PrivacyConsumers Consider Third-Party Use of Personal Location Data as Privacy Violations

Published 11 August 2020

The National Security Agency issued a warning to its employees 4 August that cellphone location data could pose a national security risk. But how do consumers feel about their location data being tracked and sold? New research yielded surprising results.

The National Security Agency issued a warning to its employees 4 August that cellphone location data could pose a national security risk.

The data, which is collected and sold for advertising and marketing purposes, “can reveal details about the number of users in a location, user and supply movements, daily routines and can expose otherwise unknown associations between users and locations,” according to the warning.

But how do consumers feel about their location data being tracked and sold? New research from the University of Notre Dame yielded surprising results.

“What is it about location?” published in the July issue of the Berkeley Technology Law Journal by Kirsten Martin, the William P. and Hazel B. White Center Professor of Technology Ethics at Notre Dame’s Mendoza College of Business, and Helen Nissenbaum from Cornell Tech, showed that people are nuanced about how their location is tracked. They don’t appreciate it if, say, their location data is used to identify if they are voting or attending a protest, but approve if location data is used by a family member to figure out if they are home.

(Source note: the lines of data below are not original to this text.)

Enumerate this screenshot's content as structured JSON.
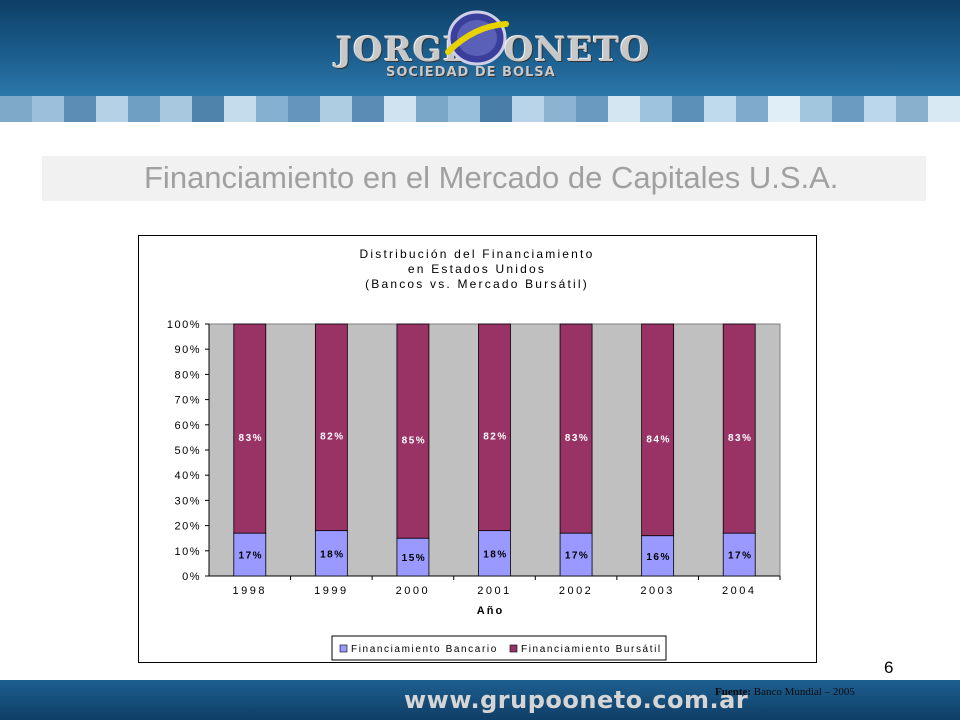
{
  "header": {
    "logo_left": "JORGE",
    "logo_right": "ONETO",
    "logo_sub": "SOCIEDAD DE BOLSA"
  },
  "slide": {
    "title": "Financiamiento en el Mercado de Capitales U.S.A.",
    "page_number": "6"
  },
  "footer": {
    "url": "www.grupooneto.com.ar",
    "source_label": "Fuente:",
    "source_text": "Banco Mundial – 2005"
  },
  "colors": {
    "bank": "#9999ff",
    "market": "#993366",
    "plot_bg": "#c0c0c0",
    "title_gray": "#a0a0a0"
  },
  "chart_data": {
    "type": "bar",
    "stacked": true,
    "title_lines": [
      "Distribución del Financiamiento",
      "en Estados Unidos",
      "(Bancos vs. Mercado Bursátil)"
    ],
    "xlabel": "Año",
    "ylabel": "",
    "ylim": [
      0,
      100
    ],
    "yticks": [
      "0%",
      "10%",
      "20%",
      "30%",
      "40%",
      "50%",
      "60%",
      "70%",
      "80%",
      "90%",
      "100%"
    ],
    "categories": [
      "1998",
      "1999",
      "2000",
      "2001",
      "2002",
      "2003",
      "2004"
    ],
    "series": [
      {
        "name": "Financiamiento Bancario",
        "values": [
          17,
          18,
          15,
          18,
          17,
          16,
          17
        ],
        "labels": [
          "17%",
          "18%",
          "15%",
          "18%",
          "17%",
          "16%",
          "17%"
        ]
      },
      {
        "name": "Financiamiento Bursátil",
        "values": [
          83,
          82,
          85,
          82,
          83,
          84,
          83
        ],
        "labels": [
          "83%",
          "82%",
          "85%",
          "82%",
          "83%",
          "84%",
          "83%"
        ]
      }
    ],
    "legend_position": "bottom",
    "grid": false
  }
}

Also, overwhelmingly, people are not comfortable with third-party location data brokers, or data aggregators, collecting for any reason.

Notre Dame notes that it’s common knowledge that tech companies mine users’ personal information. Apps often collect and share location data with aggregators, who then sell it to corporate and government customers. Privacy issues involving TikTok, Facebook and others have repeatedly been documented in national news stories. Martin said, in her study, respondents were OK with some aspects of location data collection, and not OK with others.

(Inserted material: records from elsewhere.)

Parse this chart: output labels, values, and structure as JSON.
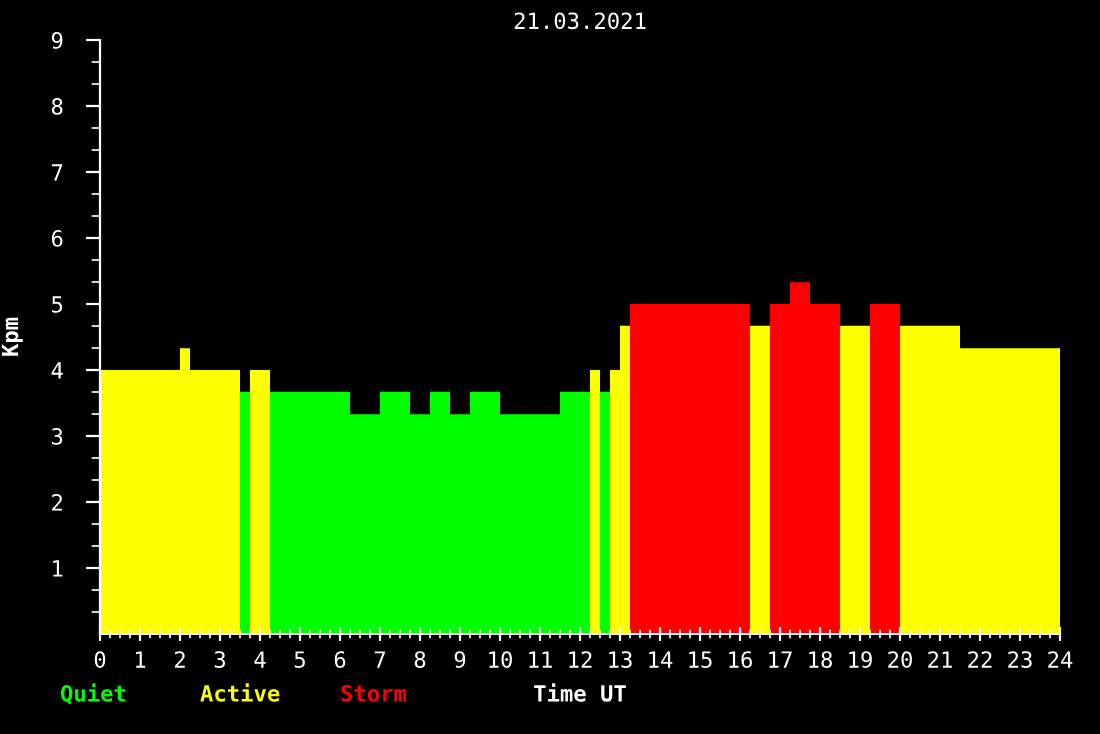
{
  "chart_data": {
    "type": "bar",
    "title": "21.03.2021",
    "xlabel": "Time UT",
    "ylabel": "Kpm",
    "series": [
      {
        "name": "Quiet",
        "color": "#00ff00",
        "x": [
          3.625,
          5.25,
          6.625,
          7.375,
          8,
          8.5,
          9,
          9.625,
          10.75,
          11.875,
          12.625
        ],
        "values": [
          3.67,
          3.67,
          3.33,
          3.67,
          3.33,
          3.67,
          3.33,
          3.67,
          3.33,
          3.67,
          3.67
        ]
      },
      {
        "name": "Active",
        "color": "#ffff00",
        "x": [
          1,
          2.125,
          2.875,
          4,
          12.375,
          12.875,
          13.125,
          16.5,
          18.875,
          20.75,
          22.75
        ],
        "values": [
          4,
          4.33,
          4,
          4,
          4,
          4,
          4.67,
          4.67,
          4.67,
          4.67,
          4.33
        ]
      },
      {
        "name": "Storm",
        "color": "#ff0000",
        "x": [
          14.75,
          17,
          17.5,
          18.125,
          19.625
        ],
        "values": [
          5,
          5,
          5.33,
          5,
          5
        ]
      }
    ],
    "xlim": [
      0,
      24
    ],
    "xticks": [
      0,
      1,
      2,
      3,
      4,
      5,
      6,
      7,
      8,
      9,
      10,
      11,
      12,
      13,
      14,
      15,
      16,
      17,
      18,
      19,
      20,
      21,
      22,
      23,
      24
    ],
    "ylim": [
      0,
      9
    ],
    "yticks": [
      1,
      2,
      3,
      4,
      5,
      6,
      7,
      8,
      9
    ],
    "grid": false
  }
}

“They didn’t seem to mind as much if employers collecting their data could identify if they were at work, but they did mind if their employer figured out they frequented a liquor store or attended a protest,” said Martin, a nationally recognized expert in privacy, technology and corporate responsibility at Notre Dame’s Technology Ethics Center. “However, they did not like data aggregators collecting their data. They consistently rated the collection of location data by aggregators for any reason as not OK — and by a large margin.”